For Hemodynamically Stable Patients

  • Patients with an unidentified source of bleeding but without need for immediate bleeding control should undergo immediate further investigation to determine the bleeding source 3
  • Consider angiography even with negative CT findings if clinical suspicion for arterial bleeding remains high, as demonstrated in cases where CT angiography failed to detect internal iliac artery bleeding that was subsequently identified on conventional angiography 4
  • For suspected fractures not visible on MRI, consider additional imaging modalities as MRI can detect bone contusions in 52% of patients with recent injuries and fracture lines in 21% of patients with negative radiographs 2

Special Considerations for Specific Clinical Scenarios

For Suspected Pelvic Trauma

  • High-energy injuries to the pelvis are associated with massive hemorrhage, and hemorrhage is the leading cause of death in patients with major pelvic fractures 3
  • Consider angiography in patients with blunt pelvic trauma found to have active arterial extravasation, regardless of bleed size or patient clinical values 3
  • Be aware that arterial hemorrhage due to pelvic injury is less common but presents with high mortality rates 4

For Suspected Soft Tissue Injuries

  • Deep abscesses, compartment syndrome, and necrotizing soft tissue infections require urgent medical attention as they are potentially life-threatening conditions 5
  • Clinical signs of compartment syndrome include pain disproportionate to injury, pain on passive stretching of muscles, and paresthesia or sensory deficits 5
  • High-energy trauma is a risk factor for compartment syndrome, which may not be readily apparent on imaging studies 5

Pitfalls and Caveats

  • Relying solely on a single imaging modality may lead to missed diagnoses, as both CT and angiography have sensitivities of only approximately 75% 1
  • The combination of multiple imaging modalities may be necessary to accurately diagnose internal bleeding and fractures 1
  • Post-angiographic embolization complications can include ischemic necrosis of muscle tissue, which may not be immediately apparent on initial imaging 6
  • MRI is efficient in detecting occult bone injuries missed on radiography but may still miss some fractures and bleeding sites 2
  • Clinical suspicion should guide further investigation even when initial imaging is negative 4

Professional Medical Disclaimer

This information is intended for healthcare professionals.

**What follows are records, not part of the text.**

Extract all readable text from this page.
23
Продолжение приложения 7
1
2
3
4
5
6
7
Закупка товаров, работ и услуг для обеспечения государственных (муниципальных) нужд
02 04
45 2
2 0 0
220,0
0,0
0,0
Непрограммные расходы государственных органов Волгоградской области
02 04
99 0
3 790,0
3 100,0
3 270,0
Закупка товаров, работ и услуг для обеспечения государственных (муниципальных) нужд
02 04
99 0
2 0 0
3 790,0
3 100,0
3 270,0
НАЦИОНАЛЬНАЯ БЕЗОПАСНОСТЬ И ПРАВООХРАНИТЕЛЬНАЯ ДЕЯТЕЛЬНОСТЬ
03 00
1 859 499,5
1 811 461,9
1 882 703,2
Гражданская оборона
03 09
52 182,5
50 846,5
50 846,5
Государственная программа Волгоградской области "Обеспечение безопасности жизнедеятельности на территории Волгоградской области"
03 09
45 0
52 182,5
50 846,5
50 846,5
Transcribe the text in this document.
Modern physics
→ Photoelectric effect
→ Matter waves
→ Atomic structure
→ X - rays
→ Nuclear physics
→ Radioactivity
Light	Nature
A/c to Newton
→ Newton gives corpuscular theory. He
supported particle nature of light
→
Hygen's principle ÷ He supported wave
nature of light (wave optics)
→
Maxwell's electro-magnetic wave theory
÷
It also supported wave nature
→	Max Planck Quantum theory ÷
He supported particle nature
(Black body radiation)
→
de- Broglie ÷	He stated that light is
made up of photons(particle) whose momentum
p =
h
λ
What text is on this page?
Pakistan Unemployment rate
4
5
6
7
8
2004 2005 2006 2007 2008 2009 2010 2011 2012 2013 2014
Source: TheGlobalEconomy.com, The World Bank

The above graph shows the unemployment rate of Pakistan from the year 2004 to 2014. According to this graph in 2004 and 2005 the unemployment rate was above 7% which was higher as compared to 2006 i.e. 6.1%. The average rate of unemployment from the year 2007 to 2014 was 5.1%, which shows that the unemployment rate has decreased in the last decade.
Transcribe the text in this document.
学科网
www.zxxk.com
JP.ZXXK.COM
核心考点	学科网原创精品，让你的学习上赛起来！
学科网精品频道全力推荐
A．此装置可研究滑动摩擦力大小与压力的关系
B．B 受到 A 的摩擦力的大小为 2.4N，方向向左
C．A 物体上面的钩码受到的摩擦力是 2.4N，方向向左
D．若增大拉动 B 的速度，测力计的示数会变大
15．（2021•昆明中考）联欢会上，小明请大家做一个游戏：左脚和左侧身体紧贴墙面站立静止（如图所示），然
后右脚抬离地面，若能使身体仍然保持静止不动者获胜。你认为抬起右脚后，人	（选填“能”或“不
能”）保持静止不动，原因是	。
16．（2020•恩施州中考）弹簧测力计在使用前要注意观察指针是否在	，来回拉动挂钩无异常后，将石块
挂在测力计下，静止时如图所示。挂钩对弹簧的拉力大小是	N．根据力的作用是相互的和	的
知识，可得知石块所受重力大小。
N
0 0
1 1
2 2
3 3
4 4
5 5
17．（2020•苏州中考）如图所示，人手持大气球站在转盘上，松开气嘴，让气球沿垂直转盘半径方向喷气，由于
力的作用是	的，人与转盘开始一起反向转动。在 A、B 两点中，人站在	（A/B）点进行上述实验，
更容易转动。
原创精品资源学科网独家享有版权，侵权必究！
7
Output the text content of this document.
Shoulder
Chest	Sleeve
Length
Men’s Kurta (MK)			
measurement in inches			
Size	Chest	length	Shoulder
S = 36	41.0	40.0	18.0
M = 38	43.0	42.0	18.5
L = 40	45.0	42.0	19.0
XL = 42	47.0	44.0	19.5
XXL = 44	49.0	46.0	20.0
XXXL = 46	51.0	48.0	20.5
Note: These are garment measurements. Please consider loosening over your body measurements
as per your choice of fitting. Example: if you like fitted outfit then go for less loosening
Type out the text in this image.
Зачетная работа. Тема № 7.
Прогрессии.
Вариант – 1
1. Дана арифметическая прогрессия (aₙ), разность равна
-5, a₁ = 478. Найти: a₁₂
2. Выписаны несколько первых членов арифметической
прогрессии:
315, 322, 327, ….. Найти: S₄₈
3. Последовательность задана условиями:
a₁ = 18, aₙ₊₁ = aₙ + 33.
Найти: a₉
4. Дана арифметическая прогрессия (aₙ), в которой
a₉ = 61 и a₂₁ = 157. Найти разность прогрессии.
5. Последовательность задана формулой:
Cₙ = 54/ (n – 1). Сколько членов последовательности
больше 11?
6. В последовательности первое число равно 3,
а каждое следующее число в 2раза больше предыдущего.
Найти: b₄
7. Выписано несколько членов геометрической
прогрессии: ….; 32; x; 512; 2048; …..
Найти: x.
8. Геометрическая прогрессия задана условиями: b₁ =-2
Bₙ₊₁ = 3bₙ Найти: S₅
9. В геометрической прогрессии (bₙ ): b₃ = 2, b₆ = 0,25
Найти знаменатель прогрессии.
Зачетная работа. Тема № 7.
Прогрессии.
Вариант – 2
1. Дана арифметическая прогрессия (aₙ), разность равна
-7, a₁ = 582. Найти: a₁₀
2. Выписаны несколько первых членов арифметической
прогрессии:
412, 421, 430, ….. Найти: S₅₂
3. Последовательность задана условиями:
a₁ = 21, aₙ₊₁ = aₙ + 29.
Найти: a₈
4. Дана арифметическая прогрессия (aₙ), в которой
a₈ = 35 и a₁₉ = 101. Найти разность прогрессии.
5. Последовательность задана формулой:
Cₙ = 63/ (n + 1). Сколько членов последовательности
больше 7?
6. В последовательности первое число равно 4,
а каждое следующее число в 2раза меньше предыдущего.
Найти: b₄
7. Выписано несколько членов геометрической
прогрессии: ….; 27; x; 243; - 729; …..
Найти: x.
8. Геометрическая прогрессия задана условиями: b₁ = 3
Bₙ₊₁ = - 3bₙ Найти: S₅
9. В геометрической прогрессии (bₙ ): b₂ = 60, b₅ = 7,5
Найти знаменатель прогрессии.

Any medical decision-making should rely on clinical judgment and independently verified information. The content provided herein does not replace professional discretion and should be considered supplementary to established clinical guidelines. Healthcare providers should verify all information against primary literature and current practice standards before application in patient care. Dr.Oracle assumes no liability for clinical decisions based on this content.